On every weekday noon, seven senior Union ministers will meet under the auspices of the information and broadcasting ministry to chart out the strategy of dealing with the media. “For quite sometime, the government’s inept handling of the media had been a subject of discourse in the top government echelons and the Congress party high command. It took the Anna Hazare episode to kickstart the entire process resulting in formulation of the regular briefing framework for the media by senior ministers,” admits a government official in the know of things referring to varying statements by various ministers leading to a lot of confusion on what the government stand and policy was.
“There will be a formal approach of media-handling now. Before this, the right hand did not know what the left hand was doing.”
Public Accounts Committee chairman Murli Manohar Joshi’s diatribe against the government on the spectrum issue further hastened the process.
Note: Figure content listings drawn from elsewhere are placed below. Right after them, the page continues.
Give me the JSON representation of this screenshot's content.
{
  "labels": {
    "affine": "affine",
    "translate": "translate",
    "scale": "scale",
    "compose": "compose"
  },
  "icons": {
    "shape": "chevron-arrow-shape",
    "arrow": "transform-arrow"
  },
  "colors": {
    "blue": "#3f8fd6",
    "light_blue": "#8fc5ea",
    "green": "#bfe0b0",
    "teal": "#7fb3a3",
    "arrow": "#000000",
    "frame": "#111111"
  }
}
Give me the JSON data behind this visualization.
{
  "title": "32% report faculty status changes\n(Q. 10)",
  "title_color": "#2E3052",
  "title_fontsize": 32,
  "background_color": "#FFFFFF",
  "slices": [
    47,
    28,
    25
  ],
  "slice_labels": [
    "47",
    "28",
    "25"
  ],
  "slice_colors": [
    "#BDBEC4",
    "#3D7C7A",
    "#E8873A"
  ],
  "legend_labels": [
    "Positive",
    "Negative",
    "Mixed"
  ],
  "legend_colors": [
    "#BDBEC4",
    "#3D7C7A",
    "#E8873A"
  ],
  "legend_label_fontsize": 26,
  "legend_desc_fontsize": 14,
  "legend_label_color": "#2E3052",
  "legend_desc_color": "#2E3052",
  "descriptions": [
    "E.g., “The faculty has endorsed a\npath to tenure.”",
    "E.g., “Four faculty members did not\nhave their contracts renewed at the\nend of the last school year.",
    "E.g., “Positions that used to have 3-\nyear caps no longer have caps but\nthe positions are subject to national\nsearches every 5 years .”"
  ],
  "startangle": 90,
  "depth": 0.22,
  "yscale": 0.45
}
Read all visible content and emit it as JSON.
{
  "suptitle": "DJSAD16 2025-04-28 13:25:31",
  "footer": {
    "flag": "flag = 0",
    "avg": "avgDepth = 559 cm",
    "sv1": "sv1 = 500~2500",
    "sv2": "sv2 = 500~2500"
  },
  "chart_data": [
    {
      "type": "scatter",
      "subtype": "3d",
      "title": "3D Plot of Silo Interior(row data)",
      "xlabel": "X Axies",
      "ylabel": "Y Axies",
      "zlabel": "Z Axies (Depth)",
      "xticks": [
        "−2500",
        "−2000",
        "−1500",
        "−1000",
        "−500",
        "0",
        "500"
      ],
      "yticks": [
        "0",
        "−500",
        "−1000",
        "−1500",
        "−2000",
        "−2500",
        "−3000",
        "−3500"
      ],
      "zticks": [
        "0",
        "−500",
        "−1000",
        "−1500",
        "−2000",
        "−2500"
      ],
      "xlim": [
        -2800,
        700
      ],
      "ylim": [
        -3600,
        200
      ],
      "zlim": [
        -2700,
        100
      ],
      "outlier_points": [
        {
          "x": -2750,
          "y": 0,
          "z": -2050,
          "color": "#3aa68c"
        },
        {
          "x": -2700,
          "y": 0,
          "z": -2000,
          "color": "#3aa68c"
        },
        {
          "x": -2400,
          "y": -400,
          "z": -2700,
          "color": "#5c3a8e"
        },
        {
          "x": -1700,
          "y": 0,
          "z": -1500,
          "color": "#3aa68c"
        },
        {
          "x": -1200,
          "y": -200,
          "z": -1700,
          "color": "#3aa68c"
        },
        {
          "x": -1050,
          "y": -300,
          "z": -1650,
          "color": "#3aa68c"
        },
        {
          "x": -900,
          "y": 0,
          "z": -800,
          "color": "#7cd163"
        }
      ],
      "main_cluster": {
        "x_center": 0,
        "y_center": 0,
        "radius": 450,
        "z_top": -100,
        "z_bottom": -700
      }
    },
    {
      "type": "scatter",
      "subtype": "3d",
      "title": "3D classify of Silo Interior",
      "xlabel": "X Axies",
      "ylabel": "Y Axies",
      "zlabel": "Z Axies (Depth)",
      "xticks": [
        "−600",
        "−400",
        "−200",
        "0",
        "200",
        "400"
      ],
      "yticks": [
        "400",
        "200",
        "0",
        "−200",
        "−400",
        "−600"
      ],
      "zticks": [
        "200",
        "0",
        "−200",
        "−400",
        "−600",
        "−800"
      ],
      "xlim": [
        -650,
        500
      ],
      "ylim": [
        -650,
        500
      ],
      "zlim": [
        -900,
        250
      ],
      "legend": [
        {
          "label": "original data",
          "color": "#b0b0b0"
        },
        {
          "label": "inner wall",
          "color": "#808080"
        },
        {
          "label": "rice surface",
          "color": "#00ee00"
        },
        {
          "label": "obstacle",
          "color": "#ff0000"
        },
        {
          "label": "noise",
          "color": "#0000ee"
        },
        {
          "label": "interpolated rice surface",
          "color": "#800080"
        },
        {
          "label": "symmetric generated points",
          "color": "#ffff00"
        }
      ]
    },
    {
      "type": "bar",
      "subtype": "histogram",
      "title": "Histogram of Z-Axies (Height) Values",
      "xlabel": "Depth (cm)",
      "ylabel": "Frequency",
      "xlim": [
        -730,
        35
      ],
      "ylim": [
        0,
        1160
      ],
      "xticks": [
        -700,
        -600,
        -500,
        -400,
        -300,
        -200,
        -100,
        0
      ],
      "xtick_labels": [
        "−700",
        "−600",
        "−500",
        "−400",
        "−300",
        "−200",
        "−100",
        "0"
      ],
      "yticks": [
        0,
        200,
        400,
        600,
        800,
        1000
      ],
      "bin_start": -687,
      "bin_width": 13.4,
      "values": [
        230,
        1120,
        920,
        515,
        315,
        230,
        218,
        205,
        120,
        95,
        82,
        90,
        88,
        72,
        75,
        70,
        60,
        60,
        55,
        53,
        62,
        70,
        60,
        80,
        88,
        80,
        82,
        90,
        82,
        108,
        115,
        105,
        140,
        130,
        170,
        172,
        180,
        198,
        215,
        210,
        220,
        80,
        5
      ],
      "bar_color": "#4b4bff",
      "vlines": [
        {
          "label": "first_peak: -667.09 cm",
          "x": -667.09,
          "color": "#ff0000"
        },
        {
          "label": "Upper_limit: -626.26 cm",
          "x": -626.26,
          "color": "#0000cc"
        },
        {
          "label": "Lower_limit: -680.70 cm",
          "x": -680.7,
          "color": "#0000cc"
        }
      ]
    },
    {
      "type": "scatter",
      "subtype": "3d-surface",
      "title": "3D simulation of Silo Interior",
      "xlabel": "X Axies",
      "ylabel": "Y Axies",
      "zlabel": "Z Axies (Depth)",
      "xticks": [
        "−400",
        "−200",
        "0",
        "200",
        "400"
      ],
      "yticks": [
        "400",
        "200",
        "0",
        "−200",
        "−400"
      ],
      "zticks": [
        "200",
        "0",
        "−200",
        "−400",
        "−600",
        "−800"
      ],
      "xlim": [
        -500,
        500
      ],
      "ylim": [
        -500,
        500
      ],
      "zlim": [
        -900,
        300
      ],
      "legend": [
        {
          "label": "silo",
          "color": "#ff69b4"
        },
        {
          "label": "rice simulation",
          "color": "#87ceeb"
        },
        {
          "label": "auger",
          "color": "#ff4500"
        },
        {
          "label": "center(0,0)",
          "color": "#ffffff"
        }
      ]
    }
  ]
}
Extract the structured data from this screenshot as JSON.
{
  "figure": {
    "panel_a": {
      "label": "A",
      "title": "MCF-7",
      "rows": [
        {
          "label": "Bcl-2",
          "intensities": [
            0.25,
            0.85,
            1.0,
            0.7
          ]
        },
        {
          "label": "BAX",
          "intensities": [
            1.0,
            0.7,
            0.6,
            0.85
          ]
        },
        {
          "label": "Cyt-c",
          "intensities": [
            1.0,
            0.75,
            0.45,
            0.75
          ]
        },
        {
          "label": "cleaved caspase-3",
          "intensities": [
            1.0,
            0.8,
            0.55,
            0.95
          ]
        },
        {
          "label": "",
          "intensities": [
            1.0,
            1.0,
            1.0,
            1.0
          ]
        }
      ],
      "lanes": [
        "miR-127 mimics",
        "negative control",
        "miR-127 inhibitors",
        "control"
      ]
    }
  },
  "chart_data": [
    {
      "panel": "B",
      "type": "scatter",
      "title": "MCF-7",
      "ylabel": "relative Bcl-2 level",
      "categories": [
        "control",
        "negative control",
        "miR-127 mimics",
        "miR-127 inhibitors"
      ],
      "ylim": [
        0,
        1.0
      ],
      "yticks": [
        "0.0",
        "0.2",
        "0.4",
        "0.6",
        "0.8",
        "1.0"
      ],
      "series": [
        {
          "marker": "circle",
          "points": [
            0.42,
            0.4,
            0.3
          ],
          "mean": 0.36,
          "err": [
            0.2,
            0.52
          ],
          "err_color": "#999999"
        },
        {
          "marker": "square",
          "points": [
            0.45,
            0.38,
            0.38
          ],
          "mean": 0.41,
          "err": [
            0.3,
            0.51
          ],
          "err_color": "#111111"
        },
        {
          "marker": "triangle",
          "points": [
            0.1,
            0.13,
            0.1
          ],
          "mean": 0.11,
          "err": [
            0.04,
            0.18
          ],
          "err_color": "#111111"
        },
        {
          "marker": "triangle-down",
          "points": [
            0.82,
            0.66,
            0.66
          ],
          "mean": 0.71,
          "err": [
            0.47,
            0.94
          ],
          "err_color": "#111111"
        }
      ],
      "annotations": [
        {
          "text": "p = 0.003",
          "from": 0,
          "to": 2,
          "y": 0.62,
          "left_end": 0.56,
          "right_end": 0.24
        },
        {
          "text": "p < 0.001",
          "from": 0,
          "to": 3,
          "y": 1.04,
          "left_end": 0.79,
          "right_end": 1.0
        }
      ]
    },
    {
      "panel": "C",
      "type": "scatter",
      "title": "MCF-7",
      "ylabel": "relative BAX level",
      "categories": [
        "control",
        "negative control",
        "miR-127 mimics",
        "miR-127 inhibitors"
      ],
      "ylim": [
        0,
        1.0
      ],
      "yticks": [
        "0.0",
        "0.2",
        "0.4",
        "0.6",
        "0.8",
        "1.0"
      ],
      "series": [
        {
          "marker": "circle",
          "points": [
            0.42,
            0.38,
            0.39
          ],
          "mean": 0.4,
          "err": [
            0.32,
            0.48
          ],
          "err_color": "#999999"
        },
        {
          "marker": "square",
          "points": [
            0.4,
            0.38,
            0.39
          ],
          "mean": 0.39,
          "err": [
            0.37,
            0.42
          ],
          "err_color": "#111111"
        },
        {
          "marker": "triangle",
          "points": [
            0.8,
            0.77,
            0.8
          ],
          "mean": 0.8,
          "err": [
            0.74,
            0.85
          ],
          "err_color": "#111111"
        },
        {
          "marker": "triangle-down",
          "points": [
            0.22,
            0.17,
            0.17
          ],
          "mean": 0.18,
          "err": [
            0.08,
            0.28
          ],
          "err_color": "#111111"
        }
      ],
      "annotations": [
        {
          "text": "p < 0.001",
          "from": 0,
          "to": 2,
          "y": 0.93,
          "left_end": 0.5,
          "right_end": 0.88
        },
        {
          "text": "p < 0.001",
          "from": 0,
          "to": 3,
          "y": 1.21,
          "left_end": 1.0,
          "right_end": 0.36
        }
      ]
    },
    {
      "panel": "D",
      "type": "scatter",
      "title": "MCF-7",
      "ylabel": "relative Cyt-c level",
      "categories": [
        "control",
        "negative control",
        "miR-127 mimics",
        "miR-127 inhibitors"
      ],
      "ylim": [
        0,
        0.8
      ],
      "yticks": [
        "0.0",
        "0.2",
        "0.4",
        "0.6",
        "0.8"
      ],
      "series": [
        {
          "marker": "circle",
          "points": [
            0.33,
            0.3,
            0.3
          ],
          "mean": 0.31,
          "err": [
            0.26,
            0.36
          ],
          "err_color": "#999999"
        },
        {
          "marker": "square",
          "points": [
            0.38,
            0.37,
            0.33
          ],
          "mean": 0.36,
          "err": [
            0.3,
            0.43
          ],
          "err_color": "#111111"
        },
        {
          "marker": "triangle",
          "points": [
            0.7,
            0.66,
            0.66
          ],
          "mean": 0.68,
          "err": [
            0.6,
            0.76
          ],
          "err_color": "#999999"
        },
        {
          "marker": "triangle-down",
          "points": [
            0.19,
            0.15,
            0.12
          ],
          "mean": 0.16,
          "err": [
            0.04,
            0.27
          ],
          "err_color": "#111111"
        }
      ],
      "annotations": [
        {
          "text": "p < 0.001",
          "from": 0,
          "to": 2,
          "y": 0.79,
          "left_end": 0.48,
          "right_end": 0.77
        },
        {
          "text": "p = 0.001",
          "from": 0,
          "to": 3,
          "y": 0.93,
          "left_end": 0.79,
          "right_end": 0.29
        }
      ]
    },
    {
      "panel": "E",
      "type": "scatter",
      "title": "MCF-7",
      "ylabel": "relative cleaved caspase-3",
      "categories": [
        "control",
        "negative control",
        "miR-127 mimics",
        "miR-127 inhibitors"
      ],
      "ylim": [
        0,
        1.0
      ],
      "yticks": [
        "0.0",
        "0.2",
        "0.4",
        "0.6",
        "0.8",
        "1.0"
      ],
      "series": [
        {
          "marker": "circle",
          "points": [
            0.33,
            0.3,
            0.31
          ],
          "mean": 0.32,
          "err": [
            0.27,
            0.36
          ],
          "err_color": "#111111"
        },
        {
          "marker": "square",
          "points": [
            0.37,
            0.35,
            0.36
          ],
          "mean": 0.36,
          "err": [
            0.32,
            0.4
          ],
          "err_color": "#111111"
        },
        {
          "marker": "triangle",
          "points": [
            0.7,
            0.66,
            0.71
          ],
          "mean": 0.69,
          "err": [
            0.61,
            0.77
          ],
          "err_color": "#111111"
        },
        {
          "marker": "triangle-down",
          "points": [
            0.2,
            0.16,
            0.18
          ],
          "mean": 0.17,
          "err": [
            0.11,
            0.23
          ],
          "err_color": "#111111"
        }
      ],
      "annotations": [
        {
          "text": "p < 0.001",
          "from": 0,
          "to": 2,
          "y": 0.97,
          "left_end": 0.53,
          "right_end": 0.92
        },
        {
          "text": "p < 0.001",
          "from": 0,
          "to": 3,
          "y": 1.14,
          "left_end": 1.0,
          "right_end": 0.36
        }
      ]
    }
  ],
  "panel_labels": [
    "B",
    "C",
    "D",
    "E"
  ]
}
The quick deliberations will include decisions on whether there is any need of a media briefing that very day, what is to be the central issue, what stand to take, and who will address the media.
This media-handling framework that took off Wednesday, has been devised and cleared at the highest political levels.
The seven-member group of savvy and articulate ministers comprises home minister P Chidambaram, information and broadcasting minister Ambika Soni, human resource development minister Kapil Sibal, minister of state in the PMO V Narayanswamy, parliamentary affairs minister Pawan Bansal, health minister Ghulam Nabi Azad, and water resources minister Salman Khursheed.